Solution. It is clear that these satisfy the conditions. We will show that no other function works. Indeed, suppose a function $f$ other than those specified works.

Injectivity of $f$ follows since $f(a)=f(b) \Longrightarrow a^n=b^n$ and as $n$ is odd, $a=b$ . Shifting by a constant; let $f(0)=0$ , and for all integers $a$ we get $f(a) \mid a^n$ . As $f(1) \mid 1$ , scaling by a $\pm 1$ factor, we let $f(1)=1$ . For all primes $p$ , $f(p) \mid p^n \Longrightarrow f(p)=\pm \, p^k$ for some $k >0$ .
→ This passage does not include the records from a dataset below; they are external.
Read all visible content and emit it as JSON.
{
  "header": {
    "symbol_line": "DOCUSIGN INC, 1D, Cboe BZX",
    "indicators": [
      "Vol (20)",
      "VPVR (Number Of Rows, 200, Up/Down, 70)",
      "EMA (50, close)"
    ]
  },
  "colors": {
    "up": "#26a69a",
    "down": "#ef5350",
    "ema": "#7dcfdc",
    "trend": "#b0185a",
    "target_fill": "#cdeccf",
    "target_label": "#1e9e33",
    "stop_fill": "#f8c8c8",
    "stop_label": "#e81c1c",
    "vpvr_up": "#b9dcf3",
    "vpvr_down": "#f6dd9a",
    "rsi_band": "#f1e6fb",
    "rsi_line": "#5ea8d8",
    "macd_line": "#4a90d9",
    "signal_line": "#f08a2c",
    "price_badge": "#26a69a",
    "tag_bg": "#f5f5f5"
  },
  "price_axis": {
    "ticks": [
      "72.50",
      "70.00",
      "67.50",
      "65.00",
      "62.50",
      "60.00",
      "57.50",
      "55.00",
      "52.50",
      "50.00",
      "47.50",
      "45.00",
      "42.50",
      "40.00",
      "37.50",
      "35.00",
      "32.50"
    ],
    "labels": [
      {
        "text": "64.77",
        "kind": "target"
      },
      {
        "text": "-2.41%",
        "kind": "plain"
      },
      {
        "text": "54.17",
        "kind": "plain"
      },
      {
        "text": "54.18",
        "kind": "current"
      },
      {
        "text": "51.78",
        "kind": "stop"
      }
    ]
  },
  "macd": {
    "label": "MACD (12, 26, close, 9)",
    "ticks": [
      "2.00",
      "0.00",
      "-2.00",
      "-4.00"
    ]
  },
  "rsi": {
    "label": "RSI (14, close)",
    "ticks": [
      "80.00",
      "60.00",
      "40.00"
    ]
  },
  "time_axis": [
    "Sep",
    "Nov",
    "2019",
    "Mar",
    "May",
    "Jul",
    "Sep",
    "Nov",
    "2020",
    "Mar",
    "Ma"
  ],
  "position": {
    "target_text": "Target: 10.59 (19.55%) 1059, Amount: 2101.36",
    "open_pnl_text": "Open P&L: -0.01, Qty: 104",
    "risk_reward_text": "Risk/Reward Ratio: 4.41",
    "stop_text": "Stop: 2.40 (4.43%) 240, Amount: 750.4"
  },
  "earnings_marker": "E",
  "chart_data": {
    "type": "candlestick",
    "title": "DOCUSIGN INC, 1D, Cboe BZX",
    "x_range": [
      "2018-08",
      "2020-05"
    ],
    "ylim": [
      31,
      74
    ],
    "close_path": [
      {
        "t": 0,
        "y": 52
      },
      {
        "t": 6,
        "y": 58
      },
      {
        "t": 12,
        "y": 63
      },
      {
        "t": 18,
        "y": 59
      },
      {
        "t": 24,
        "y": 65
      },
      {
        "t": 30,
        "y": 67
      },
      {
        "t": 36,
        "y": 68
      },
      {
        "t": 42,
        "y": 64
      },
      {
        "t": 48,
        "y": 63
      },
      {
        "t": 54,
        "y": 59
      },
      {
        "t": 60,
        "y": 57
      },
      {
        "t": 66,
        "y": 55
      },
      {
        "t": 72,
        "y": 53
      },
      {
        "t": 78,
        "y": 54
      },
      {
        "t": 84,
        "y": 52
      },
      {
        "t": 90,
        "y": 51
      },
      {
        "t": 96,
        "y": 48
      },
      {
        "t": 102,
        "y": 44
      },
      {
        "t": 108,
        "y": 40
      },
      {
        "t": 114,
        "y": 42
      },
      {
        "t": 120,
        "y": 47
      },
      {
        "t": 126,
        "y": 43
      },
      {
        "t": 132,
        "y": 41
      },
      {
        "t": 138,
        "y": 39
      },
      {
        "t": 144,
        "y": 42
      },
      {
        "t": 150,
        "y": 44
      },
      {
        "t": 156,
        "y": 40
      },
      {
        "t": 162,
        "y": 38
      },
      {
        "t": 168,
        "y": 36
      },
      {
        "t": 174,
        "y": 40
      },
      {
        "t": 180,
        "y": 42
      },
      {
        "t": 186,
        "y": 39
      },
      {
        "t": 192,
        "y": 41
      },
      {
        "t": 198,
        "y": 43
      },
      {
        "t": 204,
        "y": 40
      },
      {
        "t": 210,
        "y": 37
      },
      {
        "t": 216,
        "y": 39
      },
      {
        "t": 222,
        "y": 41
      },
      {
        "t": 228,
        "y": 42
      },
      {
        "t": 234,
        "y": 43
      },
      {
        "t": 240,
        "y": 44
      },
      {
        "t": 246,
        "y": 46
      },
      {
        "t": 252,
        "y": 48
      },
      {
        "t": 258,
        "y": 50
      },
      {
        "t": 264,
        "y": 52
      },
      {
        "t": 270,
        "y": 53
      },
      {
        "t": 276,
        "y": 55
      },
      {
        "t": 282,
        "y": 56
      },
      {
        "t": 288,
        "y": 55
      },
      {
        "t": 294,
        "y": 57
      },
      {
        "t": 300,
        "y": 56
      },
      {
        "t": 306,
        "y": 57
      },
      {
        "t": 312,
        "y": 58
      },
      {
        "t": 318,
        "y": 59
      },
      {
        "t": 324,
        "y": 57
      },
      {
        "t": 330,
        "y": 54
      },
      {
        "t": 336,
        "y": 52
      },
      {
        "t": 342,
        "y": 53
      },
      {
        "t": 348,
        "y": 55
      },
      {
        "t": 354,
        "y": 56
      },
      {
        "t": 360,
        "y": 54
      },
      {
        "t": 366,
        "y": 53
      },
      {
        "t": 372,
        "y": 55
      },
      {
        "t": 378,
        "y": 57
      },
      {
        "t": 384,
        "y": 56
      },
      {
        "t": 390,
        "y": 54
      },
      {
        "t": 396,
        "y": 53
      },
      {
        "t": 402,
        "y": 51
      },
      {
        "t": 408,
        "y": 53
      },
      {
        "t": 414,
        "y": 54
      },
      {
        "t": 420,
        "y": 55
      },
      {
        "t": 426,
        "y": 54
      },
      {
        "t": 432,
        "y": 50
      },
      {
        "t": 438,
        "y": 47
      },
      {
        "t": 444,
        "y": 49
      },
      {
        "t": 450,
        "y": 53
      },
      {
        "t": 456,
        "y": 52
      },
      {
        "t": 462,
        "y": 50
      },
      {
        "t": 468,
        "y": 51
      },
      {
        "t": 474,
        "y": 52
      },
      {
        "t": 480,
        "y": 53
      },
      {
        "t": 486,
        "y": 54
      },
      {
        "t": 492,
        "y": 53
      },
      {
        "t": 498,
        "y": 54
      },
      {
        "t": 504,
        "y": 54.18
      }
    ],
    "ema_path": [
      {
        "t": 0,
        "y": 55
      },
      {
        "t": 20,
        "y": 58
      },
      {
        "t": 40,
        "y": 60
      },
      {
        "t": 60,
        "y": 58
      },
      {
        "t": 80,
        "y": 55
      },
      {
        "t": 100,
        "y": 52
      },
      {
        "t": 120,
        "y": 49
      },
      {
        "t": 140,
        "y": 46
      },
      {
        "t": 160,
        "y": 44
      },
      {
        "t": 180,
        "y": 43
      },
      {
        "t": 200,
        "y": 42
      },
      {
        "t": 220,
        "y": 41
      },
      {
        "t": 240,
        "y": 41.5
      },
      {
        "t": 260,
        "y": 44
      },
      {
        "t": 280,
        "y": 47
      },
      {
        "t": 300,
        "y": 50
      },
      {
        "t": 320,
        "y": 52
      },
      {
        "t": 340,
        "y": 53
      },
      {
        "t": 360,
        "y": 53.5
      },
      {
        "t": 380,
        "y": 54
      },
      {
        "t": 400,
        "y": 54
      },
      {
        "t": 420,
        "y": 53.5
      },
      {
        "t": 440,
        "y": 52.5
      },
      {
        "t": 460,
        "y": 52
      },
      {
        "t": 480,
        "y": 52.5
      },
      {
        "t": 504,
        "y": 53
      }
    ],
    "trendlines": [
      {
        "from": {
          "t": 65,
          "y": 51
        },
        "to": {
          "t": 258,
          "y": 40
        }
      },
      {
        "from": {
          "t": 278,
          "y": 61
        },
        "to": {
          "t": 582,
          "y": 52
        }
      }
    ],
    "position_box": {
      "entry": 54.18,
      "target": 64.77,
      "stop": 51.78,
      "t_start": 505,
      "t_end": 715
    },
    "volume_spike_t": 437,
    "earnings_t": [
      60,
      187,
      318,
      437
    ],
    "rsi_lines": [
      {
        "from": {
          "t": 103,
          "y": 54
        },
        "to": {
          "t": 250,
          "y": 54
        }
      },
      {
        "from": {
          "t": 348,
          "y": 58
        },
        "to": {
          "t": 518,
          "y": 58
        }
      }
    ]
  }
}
Firstly, let $f(p)=-p^k$ and observe that $p^k+1 \mid p^n-1$ . Write $n=kl+r$ for $0 \le r<k$ and note that $p^n \equiv p^r\cdot (-1)^l \pmod {p^k+1} \Longrightarrow p^k+1 \le \left|p^r\cdot (-1)^l-1\right| \le p^r+1,$ which is clearly false. It follows that $f(p)=p^{k_p}$ for all primes $p$ with $1 \le k_p \le n$ . Evidently, there exists $1 \le d \le n$ such that $k_p=d$ holds for infinitely many primes $p$ .

Fix a prime $p_1$ with $k_{p_1}=d$ and vary $p$ with $k_p=d$ . Write $n=md+r$ for $0 \le r<d$ and note that $p^d-p_1^d \mid p^n-p_1^n \Longrightarrow p_1^{md}\cdot \left(p^r-p_1^r\right) \equiv 0 \pmod {p^d-p_1^d}.$ This is fails to occur unless $d \mid n$ .

Finally, fix an integer $x$ with $f(x) \ne x^d$ and vary prime $p$ with $k_p=d$ . It follows that $p^d-f(x) \mid p^n-x^n \Longrightarrow p^d-f(x) \mid f(x)^{\frac{n}{d}}-x^n,$ which fails to hold by taking $p$ sufficiently large. The initial claim holds. $\, \square$